Recently, three North American cable operators instituted metered billing programs for high-speed Internet. Phoenix-based CableOne and Calgary-based Shaw Communications have established new Internet tiers with different prices based on monthly data levels, following on the heels of AT&T, which began charging overage fees for DSL and U-verse Internet earlier this year. (For more, see Metered Broadband Requires Smart Back-Office).
Canada’s Rogers Communications has offered metered billing for several years. That operator didn’t seem to have any customer-relations problems with its billing policy, probably because Rogers also is a major wireless operator, and customers are accustomed to usage-based pricing for wireless services. Cable subscribers, on the other hand, are accustomed to "all you can eat" broadband, so switching to metered billing could stir a revolt. When Time Warner Cable attempted to deploy consumption-based billing in 2009, it quickly retracted that plan after getting hammered with bad publicity.
Gradually though, more MSOs are entering the metered-billing fray.
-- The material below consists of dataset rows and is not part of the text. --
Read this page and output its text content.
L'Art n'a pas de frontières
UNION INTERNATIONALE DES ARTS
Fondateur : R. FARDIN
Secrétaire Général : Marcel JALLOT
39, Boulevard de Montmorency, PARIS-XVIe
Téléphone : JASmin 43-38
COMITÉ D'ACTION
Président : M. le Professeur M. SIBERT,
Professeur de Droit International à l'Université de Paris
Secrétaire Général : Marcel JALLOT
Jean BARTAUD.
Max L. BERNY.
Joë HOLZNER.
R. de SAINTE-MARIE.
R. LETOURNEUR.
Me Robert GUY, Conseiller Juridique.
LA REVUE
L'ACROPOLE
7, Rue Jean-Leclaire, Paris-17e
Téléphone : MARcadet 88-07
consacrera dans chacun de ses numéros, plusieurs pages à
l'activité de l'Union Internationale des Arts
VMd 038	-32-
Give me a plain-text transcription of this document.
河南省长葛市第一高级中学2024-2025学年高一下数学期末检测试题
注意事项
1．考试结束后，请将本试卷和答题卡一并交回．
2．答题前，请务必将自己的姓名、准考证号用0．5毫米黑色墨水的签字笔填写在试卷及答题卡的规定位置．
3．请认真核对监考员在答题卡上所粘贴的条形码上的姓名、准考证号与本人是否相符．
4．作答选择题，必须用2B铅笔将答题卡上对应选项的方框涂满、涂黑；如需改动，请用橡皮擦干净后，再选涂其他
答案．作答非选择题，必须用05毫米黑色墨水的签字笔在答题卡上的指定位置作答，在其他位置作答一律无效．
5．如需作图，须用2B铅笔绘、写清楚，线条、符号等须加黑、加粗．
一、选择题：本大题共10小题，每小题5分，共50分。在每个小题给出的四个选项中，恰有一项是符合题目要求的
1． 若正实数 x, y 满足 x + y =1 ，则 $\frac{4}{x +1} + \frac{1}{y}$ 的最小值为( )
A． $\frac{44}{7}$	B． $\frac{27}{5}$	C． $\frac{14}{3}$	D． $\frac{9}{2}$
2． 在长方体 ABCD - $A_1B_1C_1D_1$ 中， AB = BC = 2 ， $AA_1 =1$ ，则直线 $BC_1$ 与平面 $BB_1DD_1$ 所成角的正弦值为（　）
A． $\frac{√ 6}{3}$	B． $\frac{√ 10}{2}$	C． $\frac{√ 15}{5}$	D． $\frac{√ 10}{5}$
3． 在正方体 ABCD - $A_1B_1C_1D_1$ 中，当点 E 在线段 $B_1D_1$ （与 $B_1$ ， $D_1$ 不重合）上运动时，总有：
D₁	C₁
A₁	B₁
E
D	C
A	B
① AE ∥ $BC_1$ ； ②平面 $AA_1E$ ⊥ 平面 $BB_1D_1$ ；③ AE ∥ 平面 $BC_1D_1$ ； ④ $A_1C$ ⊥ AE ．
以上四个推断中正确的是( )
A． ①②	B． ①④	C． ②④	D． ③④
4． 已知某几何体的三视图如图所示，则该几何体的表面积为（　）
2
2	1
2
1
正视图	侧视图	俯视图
What will this mean for cable engineering and operations?
According to some executives from IBB Consulting, metered billing is pretty easy for cable operators from a technical standpoint. The tricky part is pricing.
As far as counting bytes, Dan Dodson, a fellow at IBB, says the cable-modem termination system (CMTS) generates logs that can measure usage. Operators also can hire companies like Sandvine to measure traffic.
But pricing is a lot more complicated. "It (broadband) has been a simpler product up until now," says Dodson.
David Noonan, a consultant with IBB, adds, "U.S. MSOs are finding themselves in new territory. In the past, they only needed to maximize their profit for a limited set of products. Now the product portfolio has increased to several, and they need to understand relationships across the entire portfolio."
The first step is to understand how peak usage affects the high-speed data network.
"When you buy a CMTS and network, you’re buying capacity," notes Dodson. "Capacity only matters when you reach that capacity, and you only reach that capacity at peak. Peak usage is what drives the cost of cable networks."
According to IBB, heavy users aren’t necessarily the heaviest peak users.
"Heavy users are downloading stuff all the time," explains Dodson, "but consumption doesn’t necessarily drive costs. If a subscriber consumes all his bytes in the morning, who cares? You could add lower-priced customers that don’t add any costs. But operators could accidentally offer up tiers that require them to upgrade their infrastructure."
The bottom line is that when people think of usage-based billing, they usually think of caps and overages. But there are some profit opportunities at the lower end of the scale. Such cable operators as Shaw and Cable One may garner some new (and likely young and desirable) subscribers by targeting people who aren’t heavy data users – offering them lower-priced Internet tiers.